Taking the quality and safety of healthcare system into consideration, as declared by American researchers, Australian healthcare system ranked best among the developed countries as compared to United States. The mixed public-private system is the second best among the developed countries. The above statistics on MMR and IMR states that U.S. has the highest rate and experienced smallest reduction during the recent years despite of spending twice, performance in quality of healthcare is lacklustre. The healthcare system of Australia and U.S. is similar having mixed private-public structure where both private and public is providing funding delivering healthcare.

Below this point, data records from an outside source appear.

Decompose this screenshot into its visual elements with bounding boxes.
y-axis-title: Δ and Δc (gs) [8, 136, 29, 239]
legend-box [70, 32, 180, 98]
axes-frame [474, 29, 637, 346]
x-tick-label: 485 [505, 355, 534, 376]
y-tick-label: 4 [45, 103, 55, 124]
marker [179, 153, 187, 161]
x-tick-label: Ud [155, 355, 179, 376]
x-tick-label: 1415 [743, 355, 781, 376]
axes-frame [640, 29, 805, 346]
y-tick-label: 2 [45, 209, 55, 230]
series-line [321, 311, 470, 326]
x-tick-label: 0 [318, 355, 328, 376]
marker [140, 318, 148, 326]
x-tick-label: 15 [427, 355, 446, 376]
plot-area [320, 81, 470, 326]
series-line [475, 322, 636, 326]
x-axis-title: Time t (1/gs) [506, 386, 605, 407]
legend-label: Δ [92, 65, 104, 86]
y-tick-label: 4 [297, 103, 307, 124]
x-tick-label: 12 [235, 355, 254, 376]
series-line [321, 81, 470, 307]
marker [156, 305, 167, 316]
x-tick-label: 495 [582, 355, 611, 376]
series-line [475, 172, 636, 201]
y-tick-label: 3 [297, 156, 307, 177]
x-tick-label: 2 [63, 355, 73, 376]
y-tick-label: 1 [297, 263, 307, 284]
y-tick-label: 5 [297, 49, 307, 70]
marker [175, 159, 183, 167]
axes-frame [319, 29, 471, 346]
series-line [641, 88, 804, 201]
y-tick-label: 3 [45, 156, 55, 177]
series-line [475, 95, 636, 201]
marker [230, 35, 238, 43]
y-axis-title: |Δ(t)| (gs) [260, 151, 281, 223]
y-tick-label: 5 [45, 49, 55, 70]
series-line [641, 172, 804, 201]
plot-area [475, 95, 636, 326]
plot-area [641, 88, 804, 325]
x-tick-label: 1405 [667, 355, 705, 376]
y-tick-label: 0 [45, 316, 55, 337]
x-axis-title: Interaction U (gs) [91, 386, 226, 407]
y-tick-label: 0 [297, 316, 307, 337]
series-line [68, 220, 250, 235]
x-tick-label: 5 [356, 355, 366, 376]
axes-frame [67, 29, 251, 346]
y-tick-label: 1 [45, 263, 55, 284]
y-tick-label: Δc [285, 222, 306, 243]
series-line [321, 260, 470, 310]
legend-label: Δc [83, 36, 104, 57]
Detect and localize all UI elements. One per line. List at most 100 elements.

However, there are differences in management, orientation and quality of healthcare delivery (Squires & Anderson, 2015).
Australian healthcare system believes in the fact that every person should have equal rights to health promoting equity. However, equity is in much debate. This equity is non-existent among U.S. healthcare system, as they believe that independence is associated with monetary success. Americans believe that people should be responsible for their health. This ideology has led to the inequality in healthcare with around 45 million people without any insurance coverage (Moses et al., 2015). On a contrary, Australian healthcare system opposes American system where equity is supported for public sector as compared to private sector. The privatized system has led to high quality of care and efficient service delivery with low waiting lists being the highest spender of money in healthcare. However, service delivery and quality of care is not efficient in Australia with long waiting hours making access to resources difficult. The access to healthcare is lacking as expensive healthcare costs makes it greatly inaccessible for Americans (Mossialos et al., 2016).
Therefore, from the above discussion, it can be concluded that although, healthcare spending is more in America, Australia provides better equity to healthcare services, although limited as compared to U.S. This is quite evident from the high rates of MMR, IMR, diabetes, obesity, hypertension when compared to Australian healthcare system. The mixed market of Australia although has short healthcare services efficiency, they produces more access and equity for their people as compared to U.S.